So, I wrote this story for the Footpath Library’s inaugural short story competition, which happily came second.
I am pretty pleased, I write odds and ends of fiction all the time, often never finishing it and never ever showing anyone. Writing is my favourite thing to do, and while some people find writing about their lives or writing reportage to be the most difficult and hardest to put out there, what scares me the most is writing fiction. I hate the idea of other people reading MY words, words that have come purely from the imagination and been spun into something unique. Words that I’ve thought about and messed with, interchanged and struck out, dragged back when nothing else works. Like every writer I know, I think about words when I’m reading other people’s work. I read out passages I love aloud. Sometimes I just read the same sentence over and over again in my head, enjoying the rhythm of it. Rolling around the way it sounds and the things it makes me see and feel. Sort of like when you taste wine and you swill it in your mouth looking for the component parts that makes it taste so good.
And when I write fiction, I worry too much. I worry my meaning isn’t clear, or my characters aren’t real, or the pace is all wrong. I worry that by choosing one scenario, one person’s name or occupation, I am exposing too much of myself. I am telling the reader about who I am inside. It is easy to write about your life, to tell the little stories that encapsulate the person you want people to see, but it is so much harder to say: “My imagination came up with this”. Because your imagination is all you have for yourself. You can never share it with anyone else, unless you choose to. No one can look inside and see what you’re imagining. I have always felt this heavy protectiveness of it. I don’t really know why. To me, a kid who grew up spending a lot of time with my imagination, the stories I dream up are woven into my idea of who I am and who I want to be.
Even if they don’t have a character or a storyline that might be about me, they are about my feelings. Some writers perhaps write fiction because it allows them to be someone they are not. To engage the sense of possibility that comes with imagination. To soar above the realities of the everyday. If you consider it this way, then I can see how it would appear the most impersonal of genres, a space to say outlandish things and create characters that will never be confused with the person you are, or want to be.
And maybe, that is what it is. I don’t own a dog. I have never been homeless. I don’t know what that life is, but I was able to write a story about it that you might think, is not a reflection on me. But when I sent the story to my Dad, he emailed me back and said he felt like he was in our home in Brisbane, that it really strongly brought that to mind. And of course it did. Because I wrote it with my childhood in mind, even if it was in the very back of my mind. And Dad saw that. The storm, the landscape, the atmosphere.
You cannot separate what you know from what you write. And when you create from scratch you leave your fingerprints all over it. That’s terrifying isn’t it? You can’t blame flaws in the work on anything or anyone but you.

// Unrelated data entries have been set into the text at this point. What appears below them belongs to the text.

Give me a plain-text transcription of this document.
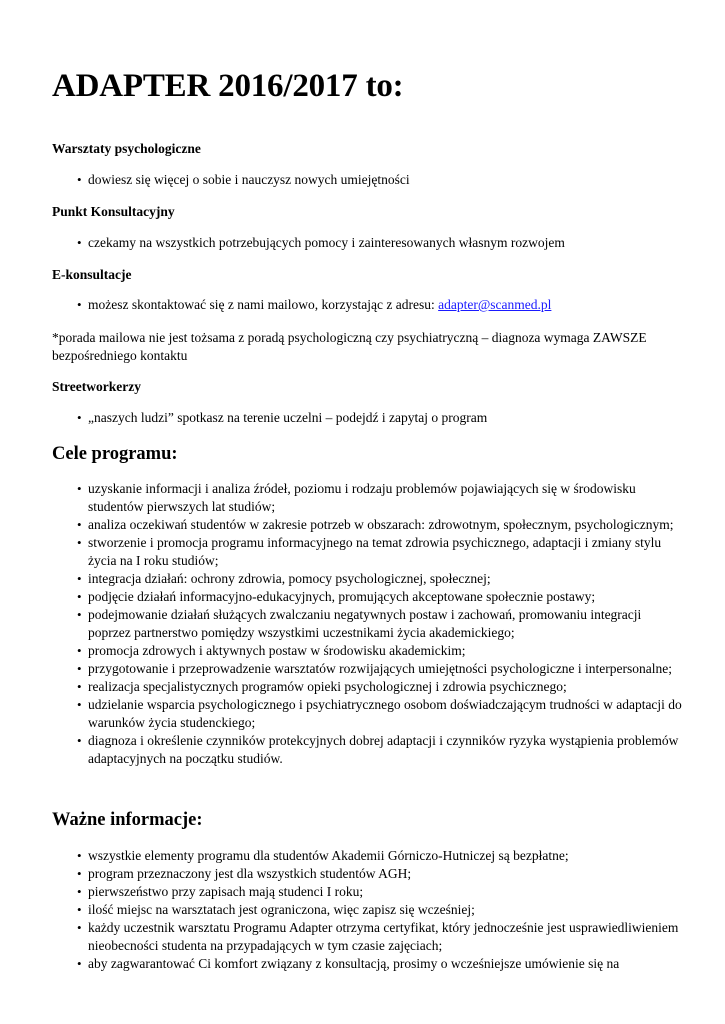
ADAPTER 2016/2017 to:

Warsztaty psychologiczne

• dowiesz się więcej o sobie i nauczysz nowych umiejętności

Punkt Konsultacyjny

• czekamy na wszystkich potrzebujących pomocy i zainteresowanych własnym rozwojem

E-konsultacje

• możesz skontaktować się z nami mailowo, korzystając z adresu: adapter@scanmed.pl

*porada mailowa nie jest tożsama z poradą psychologiczną czy psychiatryczną – diagnoza wymaga ZAWSZE bezpośredniego kontaktu

Streetworkerzy

• „naszych ludzi” spotkasz na terenie uczelni – podejdź i zapytaj o program
Cele programu:
• uzyskanie informacji i analiza źródeł, poziomu i rodzaju problemów pojawiających się w środowisku studentów pierwszych lat studiów;
• analiza oczekiwań studentów w zakresie potrzeb w obszarach: zdrowotnym, społecznym, psychologicznym;
• stworzenie i promocja programu informacyjnego na temat zdrowia psychicznego, adaptacji i zmiany stylu życia na I roku studiów;
• integracja działań: ochrony zdrowia, pomocy psychologicznej, społecznej;
• podjęcie działań informacyjno-edukacyjnych, promujących akceptowane społecznie postawy;
• podejmowanie działań służących zwalczaniu negatywnych postaw i zachowań, promowaniu integracji poprzez partnerstwo pomiędzy wszystkimi uczestnikami życia akademickiego;
• promocja zdrowych i aktywnych postaw w środowisku akademickim;
• przygotowanie i przeprowadzenie warsztatów rozwijających umiejętności psychologiczne i interpersonalne;
• realizacja specjalistycznych programów opieki psychologicznej i zdrowia psychicznego;
• udzielanie wsparcia psychologicznego i psychiatrycznego osobom doświadczającym trudności w adaptacji do warunków życia studenckiego;
• diagnoza i określenie czynników protekcyjnych dobrej adaptacji i czynników ryzyka wystąpienia problemów adaptacyjnych na początku studiów.
Ważne informacje:
• wszystkie elementy programu dla studentów Akademii Górniczo-Hutniczej są bezpłatne;
• program przeznaczony jest dla wszystkich studentów AGH;
• pierwszeństwo przy zapisach mają studenci I roku;
• ilość miejsc na warsztatach jest ograniczona, więc zapisz się wcześniej;
• każdy uczestnik warsztatu Programu Adapter otrzyma certyfikat, który jednocześnie jest usprawiedliwieniem nieobecności studenta na przypadających w tym czasie zajęciach;
• aby zagwarantować Ci komfort związany z konsultacją, prosimy o wcześniejsze umówienie się na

I used to start stories all the time, and leave them half finished in a folder on my desktop called Writing. I never wanted to wrap them up or tease them out because they always followed one of two paths. I would try and make them foreign to me, divorce them from myself, and they would wither and die because they had no truth or energy. I would tire of them and mentally walk away, well before they were done. Or I would tangle up myself in the narrative and I would get to a point where the ‘me’ in the story would be about to do something that I would absolutely do, or think something that I would absolutely think, but that I’ve never shared with another living soul. And so I would walk away from it, because the fear of exposure was too great.
It is only now that I am beginning to find that middle ground, that place between too much, and not enough. I don’t know yet whether that means I will find a way to write more fiction, and distribute it more widely, or if I will continue to chicken out. I haven’t decided.
A colleague once said to me that I was one of the most confident people they’d ever met and it surprised them to hear I might get nervous, or doubt myself in any way. But sometimes my fears are so great they make it hard to get out of bed. Bravado is, and always has been, my closest ally. Fiction strips away bravado, because it has to. Because when we write about unreal things and people we need to connect with what is real. What we do feel. So that there is a ring of authenticity to the narrative. (Is that the wankiest sentence I’ve ever written? Probably. Sorry)
Anyway, my point is this. Fiction is terrifying and I have so much admiration for the people who write it, and write it well. Who own that there is a little bit of who they are in every scene and every premise. The further we run from reality, the more we must expose to create meaning and feeling. It is easy to make someone feel when what you are reporting is the truth, it is much harder when you’ve conjured it from within.
A friend recently asked on Facebook “Why must writing be intertwined with intermittent bouts of melancholy and self-loathing?” Why indeed. I don’t know any writers who are happy with their work, or think it’s perfect. At best they will grudgingly say it is ok, or that they’re “satisfied” with how it turned out.
I am trying to learn to be satisfied with my fiction, but I get the feeling it might take some more adjusting.